Dem stimme ich ausdrücklich nicht zu. Es ist richtig, dass ein wesentlicher Teil dieser positiven Wanderungssalden auf die von Ihnen angesprochenen beiden großen Städte entfällt, aber nicht nur auf diese. Es gibt auch Mittelstädte im Freistaat Sachsen, die sich inzwischen äußerst positiv entwickeln und die entsprechend positive Wanderungssalden vorweisen können.
Aber Ihr Argument macht gerade deutlich, wie wichtig es ist, dass wir eben keinen flächendeckenden Mindestlohn über den gesamten Freistaat, gleichmäßig verteilt, festlegen. Wir haben unterschiedliche Bedingungen und wollen auch erreichen, dass nicht nur unsere Zentren von dem Wanderungseffekt profitieren, sondern dass auch Menschen in den ländlichen Regionen wohnen bleiben, weil sie dort einen Arbeitsplatz finden.

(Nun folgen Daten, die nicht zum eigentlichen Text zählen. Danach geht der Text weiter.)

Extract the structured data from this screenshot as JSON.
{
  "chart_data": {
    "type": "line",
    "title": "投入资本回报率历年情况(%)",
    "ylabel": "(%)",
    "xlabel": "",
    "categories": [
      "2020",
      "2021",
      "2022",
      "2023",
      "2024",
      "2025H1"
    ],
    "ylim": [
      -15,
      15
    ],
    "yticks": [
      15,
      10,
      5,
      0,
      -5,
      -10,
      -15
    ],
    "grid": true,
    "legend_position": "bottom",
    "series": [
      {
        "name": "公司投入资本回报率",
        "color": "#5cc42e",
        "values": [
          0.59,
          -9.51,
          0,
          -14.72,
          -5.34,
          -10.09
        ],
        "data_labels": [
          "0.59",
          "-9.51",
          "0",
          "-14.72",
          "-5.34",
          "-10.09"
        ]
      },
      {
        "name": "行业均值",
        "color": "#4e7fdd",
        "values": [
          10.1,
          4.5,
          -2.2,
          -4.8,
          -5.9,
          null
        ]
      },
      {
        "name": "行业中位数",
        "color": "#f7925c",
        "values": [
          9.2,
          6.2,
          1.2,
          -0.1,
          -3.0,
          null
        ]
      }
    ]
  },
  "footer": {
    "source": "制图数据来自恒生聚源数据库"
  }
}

Ich möchte noch einmal auf dieses Thema zurückkommen: Vonseiten der LINKEN ist in die Debatte hineingerufen worden, dass man doch die Mindestlöhne, wie sie in den Staaten der EU vorhanden sind, nennen sollte. Sie haben gefordert: Großbritannien, Frankreich. Wäre es nicht angesichts des Freistaates Sachsen mit seiner sehr
langen Außengrenze zu Polen und Tschechien sinnvoll gewesen, dass Sie mal die Zahlen aus Polen oder aus Tschechien hätten wissen wollen?
Der Mindestlohn in Polen beträgt nämlich 2,10 Euro und der in Tschechien 1,96 Euro. Damit wir uns richtig verstehen, sehr geehrte Damen und Herren, ich plädiere nicht dafür, dass wir entsprechende Löhne hier in Sachsen einführen. Aber es ist ganz offensichtlich, dass ein Unternehmer, der in Sachsen im Grenzgebiet zu Polen und Tschechien tätig ist, eher mit schlesischen oder böhmischen Unternehmen konkurriert als mit denen aus dem Elsass, wo der Mindestlohn 9,22 Euro beträgt. Auch das muss in der Diskussion berücksichtigt werden, wenn wir Politik für den Freistaat Sachsen machen. Wir sind hier im Sächsischen Landtag und wir diskutieren über Politik für die Menschen im Freistaat Sachsen. Wir führen keinen Bundestagswahlkampf über 8,50 Euro, meine sehr geehrten Damen und Herren.
Wenn man einen entsprechenden Mindestlohn möchte – ich sage, ich möchte ihn nicht –, dann muss man regional differenzieren. Das war der Gegenstand der Bundesratsinitiative gewesen. Aus diesen Gründen hat der Freistaat Sachsen im Interesse der Arbeitnehmerinnen und Arbeitnehmer im Freistaat Sachsen der Bundesratsinitiative am 1. März nicht zugestimmt.